Who Is Really Driving Up Insulin Costs?

A bill recently passed by the House and under consideration in the Senate caps insulin payments at $35 a month for individuals with Medicare or private health insurance. The legislation speaks directly to the crisis in affordability for a life-saving medicine, but in the long term it is just shuffling the deck rather than changing the game of insulin costs.

Like a lot of high stakes games, this one takes place in back rooms, and certainly out of view of patients and doctors. Many believe drug manufacturers run the game because it involves steadily rising list prices, which they set.

Human Rights Watch seems to agree. A new report on insulin costs by the international advocacy group charges that the human rights of people with diabetes are being violated when they’re unable to afford their insulin and that makes insulin makers complicit in human rights abuses.

But our research reveals a different picture of who bears responsibility for driving up insulin costs. Manufacturers have been accepting lower and lower prices for insulin, while intermediaries in the drug supply chain have been demanding, and pocketing, more. To get a fair deal, much more attention needs to focus on pharmaceutical middlemen.

The Crisis

We are in the midst of a diabetes epidemic. In Medicare alone, about one-third of beneficiaries had diabetes in 2017, up from 18% in 2000. Beneficiaries’ mean out-of-pocket spending on insulin has nearly doubled over the last decade. In a recent study, we found that out-of-pocket spending increased considerably in the coverage gap for most users with Part D coverage, which was associated with a substantial reduction in adherence.
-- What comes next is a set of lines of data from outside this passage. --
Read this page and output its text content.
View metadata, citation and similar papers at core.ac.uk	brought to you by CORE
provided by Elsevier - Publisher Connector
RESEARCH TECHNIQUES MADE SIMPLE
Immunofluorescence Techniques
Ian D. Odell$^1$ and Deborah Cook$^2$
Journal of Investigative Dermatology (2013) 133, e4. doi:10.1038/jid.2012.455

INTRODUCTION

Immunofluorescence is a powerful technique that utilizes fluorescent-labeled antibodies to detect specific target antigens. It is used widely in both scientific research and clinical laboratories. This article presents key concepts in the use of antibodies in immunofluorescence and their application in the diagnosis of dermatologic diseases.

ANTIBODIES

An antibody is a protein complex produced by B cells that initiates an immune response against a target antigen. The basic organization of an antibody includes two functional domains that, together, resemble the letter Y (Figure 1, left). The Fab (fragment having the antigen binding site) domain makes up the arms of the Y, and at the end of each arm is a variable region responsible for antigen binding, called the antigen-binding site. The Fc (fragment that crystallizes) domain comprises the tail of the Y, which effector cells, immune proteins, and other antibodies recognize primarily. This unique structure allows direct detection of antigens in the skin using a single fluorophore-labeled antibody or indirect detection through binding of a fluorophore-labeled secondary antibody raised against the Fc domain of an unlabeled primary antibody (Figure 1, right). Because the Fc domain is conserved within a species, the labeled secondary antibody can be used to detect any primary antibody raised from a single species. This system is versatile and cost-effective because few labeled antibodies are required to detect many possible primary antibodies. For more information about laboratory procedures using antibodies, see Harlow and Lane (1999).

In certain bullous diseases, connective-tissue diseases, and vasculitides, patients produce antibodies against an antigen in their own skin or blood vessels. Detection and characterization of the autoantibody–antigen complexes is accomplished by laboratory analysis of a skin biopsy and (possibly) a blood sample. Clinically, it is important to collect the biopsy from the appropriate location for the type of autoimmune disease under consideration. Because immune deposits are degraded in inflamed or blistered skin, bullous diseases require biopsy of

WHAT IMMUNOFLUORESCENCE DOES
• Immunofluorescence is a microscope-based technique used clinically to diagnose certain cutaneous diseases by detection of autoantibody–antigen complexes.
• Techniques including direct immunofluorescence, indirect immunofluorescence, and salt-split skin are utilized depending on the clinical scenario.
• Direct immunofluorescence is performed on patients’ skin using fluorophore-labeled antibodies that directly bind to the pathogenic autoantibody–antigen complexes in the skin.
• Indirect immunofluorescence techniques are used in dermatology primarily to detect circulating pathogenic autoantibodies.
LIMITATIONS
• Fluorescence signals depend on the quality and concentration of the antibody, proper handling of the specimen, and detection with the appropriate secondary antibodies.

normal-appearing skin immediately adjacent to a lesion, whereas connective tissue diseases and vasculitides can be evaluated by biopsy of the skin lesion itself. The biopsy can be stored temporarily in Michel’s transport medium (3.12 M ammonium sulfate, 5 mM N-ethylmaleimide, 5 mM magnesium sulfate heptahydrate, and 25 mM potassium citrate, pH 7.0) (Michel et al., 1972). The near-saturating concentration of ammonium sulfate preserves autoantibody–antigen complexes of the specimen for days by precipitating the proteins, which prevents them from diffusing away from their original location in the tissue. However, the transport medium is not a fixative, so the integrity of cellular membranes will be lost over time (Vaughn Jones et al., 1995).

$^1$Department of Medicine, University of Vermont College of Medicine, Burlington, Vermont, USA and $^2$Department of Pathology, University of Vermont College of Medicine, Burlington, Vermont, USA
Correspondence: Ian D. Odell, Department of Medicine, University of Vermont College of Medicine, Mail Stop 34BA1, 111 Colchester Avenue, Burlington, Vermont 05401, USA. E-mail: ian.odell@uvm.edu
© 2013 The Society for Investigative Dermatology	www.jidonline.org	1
Meanwhile, the list prices of insulin products doubled between 2012 and 2019, putting insulin at the center of public outrage over high drug costs in the U.S.

Where the Money Goes

The three major manufacturers of insulin in the U.S. — Eli Lilly, Novo Nordisk, and Sanofi — set the list prices. Over time, however, they have been granting increasingly large discounts to middlemen in the distribution system, resulting in manufacturers pocketing steadily declining net prices, similar to what one might expect in a competitive market. Our research shows that between 2014 and 2018, the net price received by manufacturers decreased by 31%, driven down by pharmacy benefit managers (PBMs), the intermediaries who negotiate with drug companies on behalf of insurance companies and employers. Currently, three large companies dominate the PBM landscape: Express Scripts (owned by insurer Cigna), CVS Caremark (part of CVS Health, which also owns health insurer Aetna), and OptumRx (a subsidiary of UnitedHealth Group, another insurer).

During that time period, total expenditure per 100mL of insulin hasn’t budged, meaning that even though PBMs are negotiating discounts from manufacturers, they are not passing those savings on to patients. For every $100 in spending on insulin in 2014, manufacturers received $70 and middlemen in the supply chain, including PBMs, received $30. By 2018, the manufacturer share had declined to $47 and middlemen share had increased to $53.

An investigation by the Senate Finance Committee found that PBMs are complicit in efforts to raise prices and rebates, noting that “PBMs spur drug makers to hike list prices to secure prime formulary placement and greater rebates and fees.”

Time to Redirect Discounts

The legislation capping monthly insulin payments at $35 will substantially reduce cost sharing for people who use insulin in the Medicare coverage gap and likely improve insulin adherence. But as Senators take up the bill, they should also consider some fundamental questions about the insulin market:

  • Why aren’t patients benefitting more from those discounts off list prices? Cost sharing provisions such as co-insurance or payments in the deductible phase are often based on list rather than net prices. And the current legislation, which applies only to insured patients, would not help uninsured patients.
  • Why should intermediaries, such as pharmacy benefit managers, make so much money on insulin sales, and why is their take increasing? If manufacturers — which we rely on to develop new treatments — are taking less for insulin, why aren’t intermediaries taking less as well?
  • Are we just going to keep spending the same amount on insulin in perpetuity, or do we want insulin costs to decline over time, thereby freeing up economic resources to spend on other things like, say, a cure for diabetes?
  • What goes on in those back rooms where the deals are cut? The longer we focus on manufacturers and list prices and ignore the net price-setting game, the longer we give cover to PBMs and other middlemen while they siphon billions from taxpayers and premium payers.

The cost sharing cap alone won’t fix what is wrong in the insulin supply chain. It’s time to rescue patients with diabetes from a game that claims to hold down prices, but in the end, simply enriches middlemen.

Karen Van Nuys, PhD, is executive director of the Value of Life Sciences Innovation Project at the USC Schaeffer Center for Health Policy & Economics and a research assistant professor at the Price School of Public Policy. Erin Trish, PhD, is co-director of the Schaeffer Center and associate professor in the USC School of Pharmacy. She has served as a consultant and litigation expert on matters in the hospital, health insurance, health information technology, and life sciences sectors. Neeraj Sood, PhD, is a senior fellow at the Schaeffer Center and a professor at the USC Price School of Public Policy. He has served as a consultant for several firms in the supply chain including manufacturers, wholesalers, and health plans.